Thursday, September 18, 2003
I took a 20 minute walk at lunch to try and work through the stiffness in my legs and glutes. Then I started thinking. I realized that this attitude of mine has totally hamstrung me. Not just in my fitness goals, but in my whole life. I hate to fail. And rather then put my whole self into something I go half-a$$ed. Therefore, if things don't go as planned it's not like I really failed. After all I really didn't try. This has held me back in so many ways! In just a few weeks I'm taking a test that could completly change my career for the better. I've been dinking around for months now. Not putting everything into my studies, not using all the resources avaliable to me to make sure I'm completely prepared. And why? Maybe I'm lazy. or maybe, as I said before... if I take the test, and don't pass. It won't be a 'failure'. I think the same thing has happened with the business my fiance' and I have 'started'. I quote that word because we've done everything up to the part where it starts to get hard... we have a web site, we have our idea, we've done the research and gotten all the licences... but now that the time to advertise and talk to people about it has come, we've found every reason to put it off... Has our business failed? No because we haven't even TRIED! So, why do I relate all of this and what does it have to do with (after all what this site is about) my fitness journey?
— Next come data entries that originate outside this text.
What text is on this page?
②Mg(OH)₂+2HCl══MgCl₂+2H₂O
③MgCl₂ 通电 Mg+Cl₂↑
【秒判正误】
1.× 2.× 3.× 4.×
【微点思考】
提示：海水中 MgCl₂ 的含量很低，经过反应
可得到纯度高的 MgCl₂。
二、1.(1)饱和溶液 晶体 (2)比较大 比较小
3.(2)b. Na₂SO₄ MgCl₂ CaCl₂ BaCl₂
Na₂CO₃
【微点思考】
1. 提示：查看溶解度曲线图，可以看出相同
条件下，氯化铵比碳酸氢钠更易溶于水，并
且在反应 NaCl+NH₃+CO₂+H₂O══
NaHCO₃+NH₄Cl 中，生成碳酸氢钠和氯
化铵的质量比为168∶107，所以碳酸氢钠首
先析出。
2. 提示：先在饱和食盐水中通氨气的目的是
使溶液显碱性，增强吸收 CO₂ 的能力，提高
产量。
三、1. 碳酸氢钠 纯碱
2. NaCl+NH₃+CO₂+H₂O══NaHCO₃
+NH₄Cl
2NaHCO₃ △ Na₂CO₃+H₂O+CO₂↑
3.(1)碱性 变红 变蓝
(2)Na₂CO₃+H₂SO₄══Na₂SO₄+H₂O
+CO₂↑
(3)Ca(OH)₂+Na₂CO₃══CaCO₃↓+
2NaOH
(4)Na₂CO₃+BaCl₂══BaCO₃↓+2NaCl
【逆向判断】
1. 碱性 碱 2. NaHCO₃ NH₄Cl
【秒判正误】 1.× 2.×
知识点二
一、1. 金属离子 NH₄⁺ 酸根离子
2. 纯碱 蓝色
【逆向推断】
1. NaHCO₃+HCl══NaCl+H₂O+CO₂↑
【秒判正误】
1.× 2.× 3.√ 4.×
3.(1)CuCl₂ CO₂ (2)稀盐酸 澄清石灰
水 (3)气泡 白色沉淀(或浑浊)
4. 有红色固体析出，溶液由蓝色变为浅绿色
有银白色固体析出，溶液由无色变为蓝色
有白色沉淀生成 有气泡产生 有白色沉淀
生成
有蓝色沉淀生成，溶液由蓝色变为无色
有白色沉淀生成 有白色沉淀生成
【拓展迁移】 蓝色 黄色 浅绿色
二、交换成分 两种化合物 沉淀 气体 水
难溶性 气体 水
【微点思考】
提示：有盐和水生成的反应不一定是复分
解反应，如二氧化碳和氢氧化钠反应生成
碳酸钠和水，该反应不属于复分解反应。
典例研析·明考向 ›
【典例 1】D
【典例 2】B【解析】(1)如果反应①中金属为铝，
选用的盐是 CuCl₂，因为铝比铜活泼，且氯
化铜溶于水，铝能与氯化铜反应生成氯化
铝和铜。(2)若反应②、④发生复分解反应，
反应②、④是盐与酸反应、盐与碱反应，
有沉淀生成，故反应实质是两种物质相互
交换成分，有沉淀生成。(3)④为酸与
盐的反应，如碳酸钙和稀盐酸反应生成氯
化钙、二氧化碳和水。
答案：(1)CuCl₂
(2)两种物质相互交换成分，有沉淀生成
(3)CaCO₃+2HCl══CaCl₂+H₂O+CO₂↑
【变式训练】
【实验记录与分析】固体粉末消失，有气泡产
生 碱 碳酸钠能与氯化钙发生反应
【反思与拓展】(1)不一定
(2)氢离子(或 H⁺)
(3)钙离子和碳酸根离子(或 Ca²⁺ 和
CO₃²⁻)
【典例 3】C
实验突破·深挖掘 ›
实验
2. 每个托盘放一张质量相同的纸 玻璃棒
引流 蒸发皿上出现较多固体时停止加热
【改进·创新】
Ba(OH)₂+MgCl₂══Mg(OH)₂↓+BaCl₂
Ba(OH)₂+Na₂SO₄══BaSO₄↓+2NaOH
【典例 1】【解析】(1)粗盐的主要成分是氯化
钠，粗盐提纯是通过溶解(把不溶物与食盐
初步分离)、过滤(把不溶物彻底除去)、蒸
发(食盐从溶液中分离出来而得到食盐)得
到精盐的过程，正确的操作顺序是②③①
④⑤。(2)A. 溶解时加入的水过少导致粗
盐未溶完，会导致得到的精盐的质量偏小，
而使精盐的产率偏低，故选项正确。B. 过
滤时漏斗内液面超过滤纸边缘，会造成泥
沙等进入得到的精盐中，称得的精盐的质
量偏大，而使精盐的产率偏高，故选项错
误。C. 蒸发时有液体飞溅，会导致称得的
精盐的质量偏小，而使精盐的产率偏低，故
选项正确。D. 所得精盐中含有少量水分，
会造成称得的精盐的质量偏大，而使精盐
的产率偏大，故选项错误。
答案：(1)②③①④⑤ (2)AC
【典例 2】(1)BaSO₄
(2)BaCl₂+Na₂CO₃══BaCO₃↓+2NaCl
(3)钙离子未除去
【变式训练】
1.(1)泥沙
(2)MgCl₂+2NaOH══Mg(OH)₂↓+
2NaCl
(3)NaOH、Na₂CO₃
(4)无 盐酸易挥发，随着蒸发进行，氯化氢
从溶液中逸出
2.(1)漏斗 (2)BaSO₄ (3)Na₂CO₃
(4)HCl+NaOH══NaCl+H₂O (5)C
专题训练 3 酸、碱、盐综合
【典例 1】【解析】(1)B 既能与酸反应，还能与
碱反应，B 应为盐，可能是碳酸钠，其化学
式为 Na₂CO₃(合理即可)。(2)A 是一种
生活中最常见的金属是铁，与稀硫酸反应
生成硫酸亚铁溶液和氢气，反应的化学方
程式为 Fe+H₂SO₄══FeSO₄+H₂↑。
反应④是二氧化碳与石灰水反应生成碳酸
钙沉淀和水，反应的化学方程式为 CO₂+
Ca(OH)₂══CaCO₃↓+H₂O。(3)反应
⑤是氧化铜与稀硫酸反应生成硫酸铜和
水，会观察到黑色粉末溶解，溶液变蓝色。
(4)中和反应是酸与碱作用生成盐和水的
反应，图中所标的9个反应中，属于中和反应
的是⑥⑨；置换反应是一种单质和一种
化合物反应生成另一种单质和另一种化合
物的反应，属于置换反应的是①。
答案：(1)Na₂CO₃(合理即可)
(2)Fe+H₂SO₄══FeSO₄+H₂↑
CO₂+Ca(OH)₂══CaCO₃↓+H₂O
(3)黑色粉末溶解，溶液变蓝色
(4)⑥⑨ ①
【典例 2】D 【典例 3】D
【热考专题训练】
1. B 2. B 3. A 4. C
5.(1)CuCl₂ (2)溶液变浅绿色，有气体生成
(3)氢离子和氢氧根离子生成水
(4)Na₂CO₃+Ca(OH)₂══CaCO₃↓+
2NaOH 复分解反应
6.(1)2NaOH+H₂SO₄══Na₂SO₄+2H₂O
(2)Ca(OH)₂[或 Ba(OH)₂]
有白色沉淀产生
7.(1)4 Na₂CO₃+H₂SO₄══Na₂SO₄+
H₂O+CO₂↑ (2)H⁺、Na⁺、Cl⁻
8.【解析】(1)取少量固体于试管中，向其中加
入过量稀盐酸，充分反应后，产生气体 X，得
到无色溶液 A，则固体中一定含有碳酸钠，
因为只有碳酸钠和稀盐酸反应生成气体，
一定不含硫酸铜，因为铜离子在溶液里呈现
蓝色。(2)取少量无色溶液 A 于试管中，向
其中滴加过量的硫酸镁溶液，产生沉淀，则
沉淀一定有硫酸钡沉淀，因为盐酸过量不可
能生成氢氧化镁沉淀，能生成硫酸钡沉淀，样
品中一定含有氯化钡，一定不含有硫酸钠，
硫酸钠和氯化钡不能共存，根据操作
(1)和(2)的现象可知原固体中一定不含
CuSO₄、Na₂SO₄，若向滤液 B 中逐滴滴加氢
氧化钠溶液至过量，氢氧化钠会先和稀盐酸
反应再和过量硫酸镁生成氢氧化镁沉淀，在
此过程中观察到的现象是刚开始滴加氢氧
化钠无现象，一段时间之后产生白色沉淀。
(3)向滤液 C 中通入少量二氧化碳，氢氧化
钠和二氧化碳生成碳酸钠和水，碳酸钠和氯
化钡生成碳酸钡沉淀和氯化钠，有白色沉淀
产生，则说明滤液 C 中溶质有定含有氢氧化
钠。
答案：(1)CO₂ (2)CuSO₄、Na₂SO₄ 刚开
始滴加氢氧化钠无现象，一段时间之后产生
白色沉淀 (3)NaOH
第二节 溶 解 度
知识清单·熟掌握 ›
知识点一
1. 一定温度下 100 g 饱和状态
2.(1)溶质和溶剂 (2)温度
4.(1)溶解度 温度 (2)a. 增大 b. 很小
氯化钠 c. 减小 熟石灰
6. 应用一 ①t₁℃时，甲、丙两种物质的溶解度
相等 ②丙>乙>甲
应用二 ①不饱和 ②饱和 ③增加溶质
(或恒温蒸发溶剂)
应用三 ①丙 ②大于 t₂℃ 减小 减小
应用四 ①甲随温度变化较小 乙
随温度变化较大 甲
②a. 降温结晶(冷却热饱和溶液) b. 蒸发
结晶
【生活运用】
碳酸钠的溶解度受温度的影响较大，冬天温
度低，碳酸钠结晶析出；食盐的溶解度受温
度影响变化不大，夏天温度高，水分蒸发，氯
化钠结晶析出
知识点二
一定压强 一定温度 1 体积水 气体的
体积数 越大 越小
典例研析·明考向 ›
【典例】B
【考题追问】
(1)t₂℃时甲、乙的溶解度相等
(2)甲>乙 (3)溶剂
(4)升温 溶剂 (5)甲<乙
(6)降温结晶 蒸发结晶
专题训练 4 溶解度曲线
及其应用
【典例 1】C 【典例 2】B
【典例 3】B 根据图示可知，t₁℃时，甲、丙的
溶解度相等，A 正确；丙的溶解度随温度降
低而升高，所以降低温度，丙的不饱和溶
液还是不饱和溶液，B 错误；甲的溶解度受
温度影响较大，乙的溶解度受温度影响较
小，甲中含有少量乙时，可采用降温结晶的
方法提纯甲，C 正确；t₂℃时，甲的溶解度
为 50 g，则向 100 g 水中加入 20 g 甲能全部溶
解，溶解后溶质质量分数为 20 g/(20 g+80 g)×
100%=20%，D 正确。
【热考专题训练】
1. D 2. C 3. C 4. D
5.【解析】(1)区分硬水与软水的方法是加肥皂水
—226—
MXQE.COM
Well I do the same thing here... On previous journeys I've found myself slipping, and often I've done it because it was easier to slip, to not really TRY then to come to the end of some time period and find out I've 'failed'. So what makes this time different? First of all I've made a major mindset change. I finally figured out that the only way I can fail is if I quit. And yet I still see small signs of that 'slacker' in the things that I do. I see it what I was doing with my eating before. Not the under eating, but the lack of dicipline before that, eating hotdogs, and white bread etc. I see it today in my saying 'I can't do HIIT today'. Yes, it hurts... yes it will be hard, but I have to TRY. I have to give it my 100% effort. I have to take 'extraordinary action'.